In its latest earnings report, Novavax's CEO was even quoted as saying that "substantial doubt exists regarding our ability to continue as a going concern." It doesn't get much clearer than a CEO saying that a company might go under. So why even consider doing anything other than selling your shares?

Why a few people might be willing to buy

Despite all of these issues, there is an ill-advised thesis in favor of buying Novavax that you should definitely not try to implement. 

At present, the biotech is valued at liquidation-sale prices, with a price-to-sales ratio of only 0.2. That's dramatically lower than the biotech industry's average ratio of 7.4. So any purchase of its shares will be incredibly cheap, though it's also clear that investors will not be getting a healthy company for the price. After all, a bankruptcy filing may be in Novavax's near-term future.

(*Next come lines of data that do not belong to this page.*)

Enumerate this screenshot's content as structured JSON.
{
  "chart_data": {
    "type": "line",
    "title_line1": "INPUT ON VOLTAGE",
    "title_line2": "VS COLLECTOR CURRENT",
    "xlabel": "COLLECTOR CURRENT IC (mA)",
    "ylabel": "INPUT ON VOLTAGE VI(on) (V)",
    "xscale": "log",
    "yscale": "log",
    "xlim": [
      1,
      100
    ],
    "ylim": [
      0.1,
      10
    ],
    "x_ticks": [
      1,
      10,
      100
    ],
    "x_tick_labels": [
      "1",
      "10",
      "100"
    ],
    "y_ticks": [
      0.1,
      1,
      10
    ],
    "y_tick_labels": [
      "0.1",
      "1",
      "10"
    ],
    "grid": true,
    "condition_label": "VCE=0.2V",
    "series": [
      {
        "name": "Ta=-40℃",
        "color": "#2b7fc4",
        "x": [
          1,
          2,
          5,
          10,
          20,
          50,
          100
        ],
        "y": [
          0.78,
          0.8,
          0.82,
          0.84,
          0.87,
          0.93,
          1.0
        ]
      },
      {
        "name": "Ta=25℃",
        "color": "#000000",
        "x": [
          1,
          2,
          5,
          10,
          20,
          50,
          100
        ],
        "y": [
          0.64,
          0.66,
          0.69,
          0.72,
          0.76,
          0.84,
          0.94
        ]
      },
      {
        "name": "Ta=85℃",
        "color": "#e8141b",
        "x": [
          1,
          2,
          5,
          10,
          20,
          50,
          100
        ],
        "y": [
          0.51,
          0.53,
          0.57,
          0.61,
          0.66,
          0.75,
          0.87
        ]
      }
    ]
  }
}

At the same time, Novavax has late-stage candidate vaccines for influenza and respiratory syncytial virus (RSV) that could be commercialized within the next few years. Given the unprofitability of its coronavirus vaccine, it would still need to figure out how to manufacture its jabs with better unit economics before those programs would be enough to save the company, assuming it survives long enough to try to commercialize any of them.

If you're looking for slivers of hope, those programs might be enough to convince you that things might improve for Novavax. Another sliver of hope might come from any decision to license its vaccine technology to other biotechs, particularly its Matrix-M adjuvant. There's no indication of a deal like that being in the works yet, and it might not result in enough money to help anyway. 

Overall, the prospects for Novavax are poor, even when considering its valuation, pipeline opportunities, and potential tech licensing deals. So, unless you're interested in taking a bet with extremely long odds -- and without much in the way of a consolation prize if things don't work out -- sell your shares, and don't buy more.